Everything is TV now, and the competition is heating up. Instagram’s deal with Samsung will put the social-media app’s videos on more screens, challenging both YouTube for creator loyalty and Netflix, which has been moving into influencer content. All three continue to peel eyeballs away from cable TV.

Instagram now has the distribution, via Samsung’s estimated 68 million smart TVs across the US, and the content, courtesy of influencers and creators, to compete for the middle screen. Its challenge is making Instagram a primary platform for creators, not just a way to funnel fans to their YouTube pages, where pay for personalities like MrBeast is higher. It’s also getting ready to introduce longer-form videos on Instagram.
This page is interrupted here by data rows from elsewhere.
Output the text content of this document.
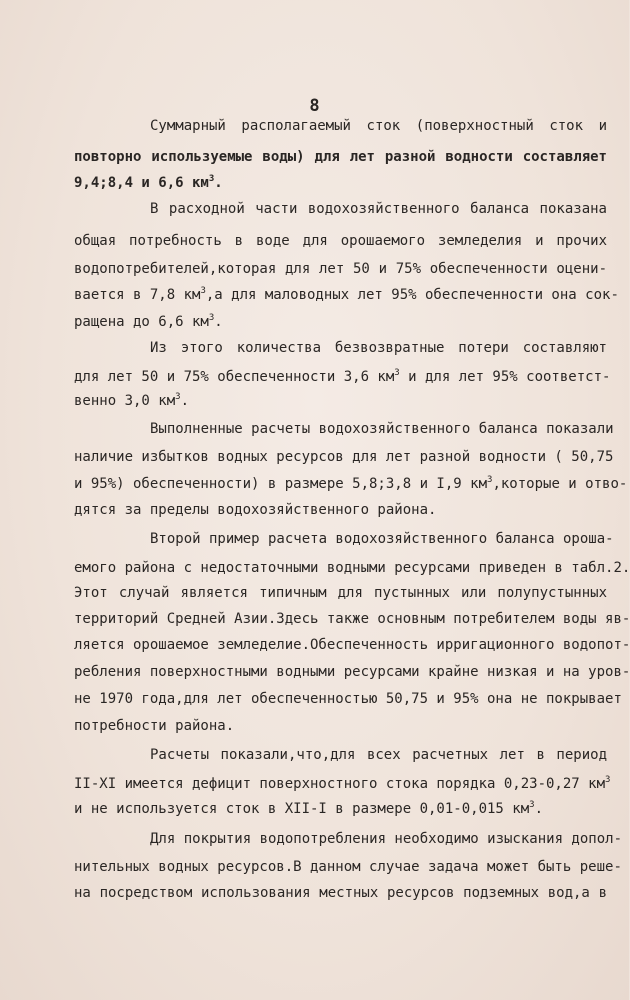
8
Суммарный располагаемый сток (поверхностный сток и
повторно используемые воды) для лет разной водности составляет
9,4;8,4 и 6,6 $км^3$.
В расходной части водохозяйственного баланса показана
общая потребность в воде для орошаемого земледелия и прочих
водопотребителей,которая для лет 50 и 75% обеспеченности оцени-
вается в 7,8 $км^3,а$ для маловодных лет 95% обеспеченности она сок-
ращена до 6,6 $км^3$.
Из этого количества безвозвратные потери составляют
для лет 50 и 75% обеспеченности 3,6 $км^3$ и для лет 95% соответст-
венно 3,0 $км^3$.
Выполненные расчеты водохозяйственного баланса показали
наличие избытков водных ресурсов для лет разной водности ( 50,75
и 95%) обеспеченности) в размере 5,8;3,8 и I,9 $км^3,которые$ и отво-
дятся за пределы водохозяйственного района.
Второй пример расчета водохозяйственного баланса ороша-
емого района с недостаточными водными ресурсами приведен в табл.2.
Этот случай является типичным для пустынных или полупустынных
территорий Средней Азии.Здесь также основным потребителем воды яв-
ляется орошаемое земледелие.Обеспеченность ирригационного водопот-
ребления поверхностными водными ресурсами крайне низкая и на уров-
не 1970 года,для лет обеспеченностью 50,75 и 95% она не покрывает
потребности района.
Расчеты показали,что,для всех расчетных лет в период
II-XI имеется дефицит поверхностного стока порядка 0,23-0,27 $км^3$
и не используется сток в XII-I в размере 0,01-0,015 $км^3$.
Для покрытия водопотребления необходимо изыскания допол-
нительных водных ресурсов.В данном случае задача может быть реше-
на посредством использования местных ресурсов подземных вод,а в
“We’re late to the game,” Instagram chief Adam Mosseri said last year on Semafor’s Mixed Signals. “There’s an immense amount of time spent on TV, where some of our competition is showing up with force.”

The question is whether Meta will make its own content, as it tried to do several years ago when it financed high-quality production for shows like Jada Pinkett Smith’s Red Table Talks, or simply monetize what those influencers are already posting and split the money. A Meta spokesperson told Semafor “not yet” when asked about a renewed effort on original programming.

Either way, Instagram’s push onto larger (notably, horizontal) screens signals a shift. For years, it was Netflix who gave cable companies heartburn. Now, podcasts are on our TVs, cable companies are trying to buy them, and YouTube is television for a younger generation.